Kathryn L. Tucker JD

Kathryn Tucker is Special Advocacy Advisor at the National Psychedelics Association. For more than 30 years her work has focused on advocacy to protect and expand the rights of the terminally ill. She served as Executive Director of the End of Life Liberty Project (ELLP), which she founded during her tenure as Executive Director of the Disability Rights Legal Center (DRLC), the nation’s oldest disability rights advocacy organization. Tucker served two decades as Director of Advocacy and Legal Affairs for Compassion & Choices. In periods in private practice she practiced law with Perkins Coie and Emerge Law Group.

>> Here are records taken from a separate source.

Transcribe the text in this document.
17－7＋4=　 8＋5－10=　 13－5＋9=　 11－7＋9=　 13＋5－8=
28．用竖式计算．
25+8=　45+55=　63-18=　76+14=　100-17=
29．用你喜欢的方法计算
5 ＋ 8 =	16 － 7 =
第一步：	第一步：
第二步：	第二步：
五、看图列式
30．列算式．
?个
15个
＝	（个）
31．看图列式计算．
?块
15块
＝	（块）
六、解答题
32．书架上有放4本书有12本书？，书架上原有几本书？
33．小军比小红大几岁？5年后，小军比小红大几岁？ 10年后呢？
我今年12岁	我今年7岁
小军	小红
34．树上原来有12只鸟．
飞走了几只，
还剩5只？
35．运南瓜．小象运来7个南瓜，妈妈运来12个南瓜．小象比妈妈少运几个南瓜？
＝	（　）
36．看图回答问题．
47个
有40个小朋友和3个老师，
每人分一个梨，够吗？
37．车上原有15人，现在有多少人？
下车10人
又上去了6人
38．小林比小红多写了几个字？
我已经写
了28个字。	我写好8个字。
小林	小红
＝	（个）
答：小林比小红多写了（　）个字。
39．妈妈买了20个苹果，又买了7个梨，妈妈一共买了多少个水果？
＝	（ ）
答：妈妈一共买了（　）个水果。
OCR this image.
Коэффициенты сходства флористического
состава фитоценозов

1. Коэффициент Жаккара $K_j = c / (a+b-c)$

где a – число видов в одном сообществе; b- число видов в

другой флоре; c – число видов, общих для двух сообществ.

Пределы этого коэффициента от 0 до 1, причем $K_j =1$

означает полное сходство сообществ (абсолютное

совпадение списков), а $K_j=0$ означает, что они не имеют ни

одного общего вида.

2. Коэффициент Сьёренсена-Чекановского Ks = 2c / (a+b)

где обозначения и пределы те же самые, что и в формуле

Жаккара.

Professor Tucker has held faculty appointments at Loyola/ Los Angeles, the University of Washington, Seattle University and Lewis & Clark, Schools of Law, teaching in the area of law, medicine and ethics at the end of life. Tucker served as lead counsel representing patients and physicians in two landmark federal cases decided by the United States Supreme Court, Washington v. Glucksberg and Vacco v. Quill, asserting that mentally competent terminally ill patients have a constitutional right to choose aid in dying. These cases are widely acknowledged to have prompted nationwide attention to improving care of the dying, and to have established a federal constitutional right to aggressive pain management. Tucker played a key role in successfully defending the Oregon Death with Dignity Act from attack by the United States Department of Justice, resulting in the landmark decision 0f the United States Supreme Court, Oregon v. Gonzales, representing the patient plaintiffs. Tucker was part of the team that succeeded in enacting the nation’s first state law permitting psilocybin therapy (Oregon Measure 109, 2020) and more recently she was involved in the successful legislative effort to pass the New Mexico Medical Psilocybin Act. She has been representing a Seattle palliative care physician and his integrative oncology clinic in the first effort to apply Right to Try laws to psilocybin therapy, and to reschedule psilocybin off of schedule I. AIMS et al v DEA.